Joking aside, one thing that was not mentioned in the otherwise blemish-free GM sales report, is that the biggest reason for the surge in GM "deliveries" was because the car company once again resorted to that old faithful gimmick: dealer channel stuffing. At 728K units in dealer inventory at month end, or 87 days supply, this was the highest number since March 2013, but far more disturbing, the monthly rate of increase was the highest since GM's emergency as a "new" company from bankruptcy.

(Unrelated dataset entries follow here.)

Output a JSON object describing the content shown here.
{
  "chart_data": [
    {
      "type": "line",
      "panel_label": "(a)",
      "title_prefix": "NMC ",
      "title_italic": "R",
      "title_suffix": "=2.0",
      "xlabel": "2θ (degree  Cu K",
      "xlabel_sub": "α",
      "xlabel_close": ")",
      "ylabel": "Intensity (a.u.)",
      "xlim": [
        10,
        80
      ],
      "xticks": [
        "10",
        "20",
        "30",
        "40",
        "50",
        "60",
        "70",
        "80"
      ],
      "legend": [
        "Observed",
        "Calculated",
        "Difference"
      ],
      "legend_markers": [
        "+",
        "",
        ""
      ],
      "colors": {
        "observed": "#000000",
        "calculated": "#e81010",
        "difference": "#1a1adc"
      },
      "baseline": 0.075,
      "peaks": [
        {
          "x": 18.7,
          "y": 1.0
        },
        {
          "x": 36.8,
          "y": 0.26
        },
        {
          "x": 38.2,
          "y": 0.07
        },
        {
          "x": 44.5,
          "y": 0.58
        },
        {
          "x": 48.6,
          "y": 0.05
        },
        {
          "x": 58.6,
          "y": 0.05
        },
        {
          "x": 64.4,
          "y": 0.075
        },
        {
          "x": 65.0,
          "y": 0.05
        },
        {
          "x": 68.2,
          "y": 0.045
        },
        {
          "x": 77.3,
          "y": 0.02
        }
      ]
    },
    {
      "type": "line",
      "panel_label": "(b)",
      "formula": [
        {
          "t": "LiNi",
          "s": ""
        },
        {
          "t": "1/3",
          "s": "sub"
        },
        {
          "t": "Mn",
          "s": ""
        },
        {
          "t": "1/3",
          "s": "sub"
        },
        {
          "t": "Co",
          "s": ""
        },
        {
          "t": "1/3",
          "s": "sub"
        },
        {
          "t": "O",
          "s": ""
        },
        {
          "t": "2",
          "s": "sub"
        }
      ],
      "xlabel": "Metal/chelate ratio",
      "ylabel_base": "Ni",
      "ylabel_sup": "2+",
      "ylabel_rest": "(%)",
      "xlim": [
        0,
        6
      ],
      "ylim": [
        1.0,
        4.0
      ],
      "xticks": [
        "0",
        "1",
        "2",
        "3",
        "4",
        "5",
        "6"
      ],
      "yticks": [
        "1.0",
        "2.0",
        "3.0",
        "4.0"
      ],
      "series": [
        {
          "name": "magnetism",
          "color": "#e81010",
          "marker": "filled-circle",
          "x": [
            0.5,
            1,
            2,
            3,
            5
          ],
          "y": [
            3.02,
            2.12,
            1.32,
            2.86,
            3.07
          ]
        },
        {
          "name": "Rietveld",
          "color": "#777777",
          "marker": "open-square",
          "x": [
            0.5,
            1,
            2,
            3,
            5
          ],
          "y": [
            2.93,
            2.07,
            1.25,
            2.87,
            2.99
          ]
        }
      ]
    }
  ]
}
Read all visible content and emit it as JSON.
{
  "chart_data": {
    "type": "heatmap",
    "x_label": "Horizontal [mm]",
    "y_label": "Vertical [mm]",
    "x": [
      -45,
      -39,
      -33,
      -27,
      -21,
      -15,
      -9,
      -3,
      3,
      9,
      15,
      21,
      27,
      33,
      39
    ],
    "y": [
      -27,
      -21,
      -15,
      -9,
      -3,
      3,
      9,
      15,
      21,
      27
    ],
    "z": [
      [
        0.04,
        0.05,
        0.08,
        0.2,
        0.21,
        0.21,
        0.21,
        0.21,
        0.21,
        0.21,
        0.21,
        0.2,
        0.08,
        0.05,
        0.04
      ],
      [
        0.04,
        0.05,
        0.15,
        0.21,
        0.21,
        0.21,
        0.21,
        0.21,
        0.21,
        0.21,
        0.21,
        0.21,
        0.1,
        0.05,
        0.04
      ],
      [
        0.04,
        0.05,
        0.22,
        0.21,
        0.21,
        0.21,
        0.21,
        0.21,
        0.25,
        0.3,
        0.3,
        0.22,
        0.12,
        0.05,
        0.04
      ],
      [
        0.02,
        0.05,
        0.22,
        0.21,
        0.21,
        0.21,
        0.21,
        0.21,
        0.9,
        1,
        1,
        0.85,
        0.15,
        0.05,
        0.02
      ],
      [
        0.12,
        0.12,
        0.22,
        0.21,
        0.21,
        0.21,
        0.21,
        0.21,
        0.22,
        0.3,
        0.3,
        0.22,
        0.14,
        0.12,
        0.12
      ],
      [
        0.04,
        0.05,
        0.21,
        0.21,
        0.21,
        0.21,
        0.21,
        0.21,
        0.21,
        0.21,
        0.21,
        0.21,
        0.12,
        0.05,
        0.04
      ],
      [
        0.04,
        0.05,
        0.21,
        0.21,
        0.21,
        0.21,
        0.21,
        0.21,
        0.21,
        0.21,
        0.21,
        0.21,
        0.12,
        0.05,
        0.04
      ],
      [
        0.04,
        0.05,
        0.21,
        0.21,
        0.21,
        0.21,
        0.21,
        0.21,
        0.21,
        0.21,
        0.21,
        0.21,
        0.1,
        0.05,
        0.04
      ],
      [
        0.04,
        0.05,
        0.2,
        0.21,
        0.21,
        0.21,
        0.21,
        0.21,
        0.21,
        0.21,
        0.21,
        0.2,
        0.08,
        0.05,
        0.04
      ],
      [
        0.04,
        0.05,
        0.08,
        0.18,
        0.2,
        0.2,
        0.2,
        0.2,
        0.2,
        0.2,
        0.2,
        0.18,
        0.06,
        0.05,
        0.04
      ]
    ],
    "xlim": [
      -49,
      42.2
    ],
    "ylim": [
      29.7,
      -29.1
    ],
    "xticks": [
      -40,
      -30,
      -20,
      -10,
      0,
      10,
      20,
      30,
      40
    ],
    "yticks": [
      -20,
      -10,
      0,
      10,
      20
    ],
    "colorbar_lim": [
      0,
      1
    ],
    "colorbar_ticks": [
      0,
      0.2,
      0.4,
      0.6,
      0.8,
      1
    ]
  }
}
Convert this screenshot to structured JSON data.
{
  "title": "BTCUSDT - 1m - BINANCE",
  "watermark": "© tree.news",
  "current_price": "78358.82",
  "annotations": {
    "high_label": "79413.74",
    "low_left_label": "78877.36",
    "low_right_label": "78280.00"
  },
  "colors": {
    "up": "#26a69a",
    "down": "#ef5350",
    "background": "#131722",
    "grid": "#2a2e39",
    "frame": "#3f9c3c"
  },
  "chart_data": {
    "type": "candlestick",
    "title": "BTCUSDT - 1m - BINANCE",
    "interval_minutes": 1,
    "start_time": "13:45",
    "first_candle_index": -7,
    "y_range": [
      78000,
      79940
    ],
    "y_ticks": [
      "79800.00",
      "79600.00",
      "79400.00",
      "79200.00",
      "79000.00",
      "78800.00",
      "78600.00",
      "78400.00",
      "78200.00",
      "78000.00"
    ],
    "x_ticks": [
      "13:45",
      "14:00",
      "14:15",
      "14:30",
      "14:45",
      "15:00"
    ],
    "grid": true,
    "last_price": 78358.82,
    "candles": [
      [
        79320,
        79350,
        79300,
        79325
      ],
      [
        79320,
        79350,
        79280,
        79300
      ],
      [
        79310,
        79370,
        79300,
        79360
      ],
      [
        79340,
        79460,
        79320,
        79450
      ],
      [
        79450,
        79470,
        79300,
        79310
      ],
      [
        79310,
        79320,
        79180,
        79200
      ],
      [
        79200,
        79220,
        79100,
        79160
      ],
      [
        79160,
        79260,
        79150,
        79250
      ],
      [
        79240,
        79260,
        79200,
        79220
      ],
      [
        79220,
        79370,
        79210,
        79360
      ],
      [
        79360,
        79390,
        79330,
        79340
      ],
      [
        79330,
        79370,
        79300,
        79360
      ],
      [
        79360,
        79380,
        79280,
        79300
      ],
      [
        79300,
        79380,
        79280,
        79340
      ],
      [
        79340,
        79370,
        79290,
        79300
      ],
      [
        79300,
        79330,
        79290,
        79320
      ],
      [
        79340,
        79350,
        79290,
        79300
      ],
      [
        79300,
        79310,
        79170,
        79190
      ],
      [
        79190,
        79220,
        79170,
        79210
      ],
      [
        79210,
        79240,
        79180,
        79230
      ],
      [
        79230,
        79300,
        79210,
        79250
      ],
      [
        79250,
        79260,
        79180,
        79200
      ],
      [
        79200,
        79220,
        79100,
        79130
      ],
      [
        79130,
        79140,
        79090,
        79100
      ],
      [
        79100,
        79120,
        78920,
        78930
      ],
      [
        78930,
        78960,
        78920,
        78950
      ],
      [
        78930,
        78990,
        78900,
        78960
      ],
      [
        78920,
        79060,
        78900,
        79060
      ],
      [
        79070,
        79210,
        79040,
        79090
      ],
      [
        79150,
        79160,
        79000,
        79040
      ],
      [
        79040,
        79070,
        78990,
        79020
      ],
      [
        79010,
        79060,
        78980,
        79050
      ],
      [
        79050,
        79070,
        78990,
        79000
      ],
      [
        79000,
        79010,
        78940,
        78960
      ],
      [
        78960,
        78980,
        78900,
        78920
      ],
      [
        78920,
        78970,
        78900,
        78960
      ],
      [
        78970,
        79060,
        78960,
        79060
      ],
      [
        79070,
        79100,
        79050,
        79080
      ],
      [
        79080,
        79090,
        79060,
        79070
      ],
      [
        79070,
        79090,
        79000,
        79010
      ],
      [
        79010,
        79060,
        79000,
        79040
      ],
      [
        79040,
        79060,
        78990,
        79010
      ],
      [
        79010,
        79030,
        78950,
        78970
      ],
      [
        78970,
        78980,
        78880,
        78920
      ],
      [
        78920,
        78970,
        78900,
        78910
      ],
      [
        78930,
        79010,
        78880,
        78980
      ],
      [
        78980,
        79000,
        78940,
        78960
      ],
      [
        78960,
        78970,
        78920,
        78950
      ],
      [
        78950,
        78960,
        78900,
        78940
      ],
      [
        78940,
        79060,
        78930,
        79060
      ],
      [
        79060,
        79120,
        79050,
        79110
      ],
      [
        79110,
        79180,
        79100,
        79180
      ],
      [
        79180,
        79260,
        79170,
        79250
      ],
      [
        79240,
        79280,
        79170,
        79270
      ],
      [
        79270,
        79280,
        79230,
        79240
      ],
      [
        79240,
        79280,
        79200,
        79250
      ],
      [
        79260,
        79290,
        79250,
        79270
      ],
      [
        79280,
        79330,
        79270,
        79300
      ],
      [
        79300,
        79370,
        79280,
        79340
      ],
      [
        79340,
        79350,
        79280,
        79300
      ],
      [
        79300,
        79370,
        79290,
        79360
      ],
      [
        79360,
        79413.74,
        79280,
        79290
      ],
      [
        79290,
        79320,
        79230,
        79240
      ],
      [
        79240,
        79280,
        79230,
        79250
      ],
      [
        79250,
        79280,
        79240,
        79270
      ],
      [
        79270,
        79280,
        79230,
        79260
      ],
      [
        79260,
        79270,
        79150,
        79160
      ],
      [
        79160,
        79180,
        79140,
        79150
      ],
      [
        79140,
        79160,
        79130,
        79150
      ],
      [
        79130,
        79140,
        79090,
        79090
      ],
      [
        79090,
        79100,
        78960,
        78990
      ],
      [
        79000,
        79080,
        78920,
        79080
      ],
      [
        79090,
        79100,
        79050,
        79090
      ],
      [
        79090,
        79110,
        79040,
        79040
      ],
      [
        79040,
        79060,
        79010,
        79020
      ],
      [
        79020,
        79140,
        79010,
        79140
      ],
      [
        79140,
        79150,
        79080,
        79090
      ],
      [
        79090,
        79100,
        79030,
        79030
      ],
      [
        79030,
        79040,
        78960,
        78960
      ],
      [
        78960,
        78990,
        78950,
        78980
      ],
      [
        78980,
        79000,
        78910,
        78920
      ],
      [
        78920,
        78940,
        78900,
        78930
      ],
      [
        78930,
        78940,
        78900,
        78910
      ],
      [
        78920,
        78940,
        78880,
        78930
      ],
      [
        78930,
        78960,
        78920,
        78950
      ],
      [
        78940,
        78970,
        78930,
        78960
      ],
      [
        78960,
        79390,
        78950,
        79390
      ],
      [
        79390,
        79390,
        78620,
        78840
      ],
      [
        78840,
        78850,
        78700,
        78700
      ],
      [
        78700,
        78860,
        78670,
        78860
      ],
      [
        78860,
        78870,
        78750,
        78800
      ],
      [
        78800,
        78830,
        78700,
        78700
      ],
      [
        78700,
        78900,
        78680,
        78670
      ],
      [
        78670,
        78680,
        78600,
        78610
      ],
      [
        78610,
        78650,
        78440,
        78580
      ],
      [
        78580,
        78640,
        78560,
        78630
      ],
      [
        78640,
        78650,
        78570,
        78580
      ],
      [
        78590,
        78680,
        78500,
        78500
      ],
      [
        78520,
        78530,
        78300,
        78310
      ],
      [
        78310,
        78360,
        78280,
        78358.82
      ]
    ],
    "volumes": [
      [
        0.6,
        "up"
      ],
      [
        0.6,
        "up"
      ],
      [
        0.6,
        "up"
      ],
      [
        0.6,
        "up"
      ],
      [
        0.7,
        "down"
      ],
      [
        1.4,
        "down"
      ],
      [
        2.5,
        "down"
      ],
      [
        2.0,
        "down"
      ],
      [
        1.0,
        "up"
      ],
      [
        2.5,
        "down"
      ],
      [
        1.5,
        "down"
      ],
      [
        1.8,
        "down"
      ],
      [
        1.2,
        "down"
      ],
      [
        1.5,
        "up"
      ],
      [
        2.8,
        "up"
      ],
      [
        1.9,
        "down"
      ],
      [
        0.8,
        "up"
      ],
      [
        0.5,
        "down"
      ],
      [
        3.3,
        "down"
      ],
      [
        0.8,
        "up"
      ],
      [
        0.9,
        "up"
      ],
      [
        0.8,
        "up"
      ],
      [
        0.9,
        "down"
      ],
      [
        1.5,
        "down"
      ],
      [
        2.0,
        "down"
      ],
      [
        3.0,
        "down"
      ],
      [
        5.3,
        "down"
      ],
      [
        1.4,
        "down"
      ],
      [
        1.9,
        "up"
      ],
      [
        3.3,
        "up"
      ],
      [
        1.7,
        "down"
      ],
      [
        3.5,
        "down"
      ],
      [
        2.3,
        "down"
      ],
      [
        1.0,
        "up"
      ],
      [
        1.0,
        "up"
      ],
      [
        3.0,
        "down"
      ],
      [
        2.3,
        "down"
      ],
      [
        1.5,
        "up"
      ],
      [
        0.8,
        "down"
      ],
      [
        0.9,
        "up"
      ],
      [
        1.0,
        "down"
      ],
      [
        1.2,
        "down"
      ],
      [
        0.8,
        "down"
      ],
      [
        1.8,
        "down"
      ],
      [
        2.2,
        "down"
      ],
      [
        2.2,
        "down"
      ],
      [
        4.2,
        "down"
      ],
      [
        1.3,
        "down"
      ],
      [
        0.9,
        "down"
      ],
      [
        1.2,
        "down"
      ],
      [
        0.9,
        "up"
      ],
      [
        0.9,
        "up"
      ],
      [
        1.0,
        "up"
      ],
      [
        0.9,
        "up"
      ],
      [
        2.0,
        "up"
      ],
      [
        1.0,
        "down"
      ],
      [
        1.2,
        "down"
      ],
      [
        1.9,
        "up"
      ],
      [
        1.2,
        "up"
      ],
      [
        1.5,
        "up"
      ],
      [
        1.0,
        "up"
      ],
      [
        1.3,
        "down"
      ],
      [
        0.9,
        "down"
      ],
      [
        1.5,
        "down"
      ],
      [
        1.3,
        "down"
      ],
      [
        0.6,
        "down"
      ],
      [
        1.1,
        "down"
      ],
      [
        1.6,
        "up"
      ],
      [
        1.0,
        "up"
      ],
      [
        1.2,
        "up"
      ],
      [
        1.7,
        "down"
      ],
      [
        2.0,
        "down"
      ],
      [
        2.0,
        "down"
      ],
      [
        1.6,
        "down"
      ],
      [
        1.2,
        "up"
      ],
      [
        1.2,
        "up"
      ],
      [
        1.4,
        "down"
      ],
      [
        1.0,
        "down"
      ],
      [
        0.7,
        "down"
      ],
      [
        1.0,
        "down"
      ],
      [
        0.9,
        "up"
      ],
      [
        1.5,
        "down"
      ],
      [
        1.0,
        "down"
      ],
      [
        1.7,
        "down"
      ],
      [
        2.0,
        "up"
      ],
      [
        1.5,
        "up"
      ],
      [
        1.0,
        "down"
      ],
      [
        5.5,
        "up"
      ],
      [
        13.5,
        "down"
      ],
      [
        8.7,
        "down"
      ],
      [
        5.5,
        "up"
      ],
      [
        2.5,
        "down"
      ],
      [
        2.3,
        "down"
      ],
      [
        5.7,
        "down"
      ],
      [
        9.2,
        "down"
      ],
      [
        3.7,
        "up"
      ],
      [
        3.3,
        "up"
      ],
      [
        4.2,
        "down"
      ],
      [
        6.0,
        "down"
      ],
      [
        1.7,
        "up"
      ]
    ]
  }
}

And just to complete the picture, combining the past two month channel stuffing, we get 99,168 GM cars parked at dealer lots: the biggest two month jump in the restructured company's history.
The full sales breakdown:
Last but not least, it seems that the electric car dream may be alive for Tesla (if only until something cooler and more expensive appears), but is all but dead for GM after a 32% plunge in Chevy Volt deliveries. If only GM could somehow charge 50% more for the car and make it a little more spontaneously combustible, all would be well.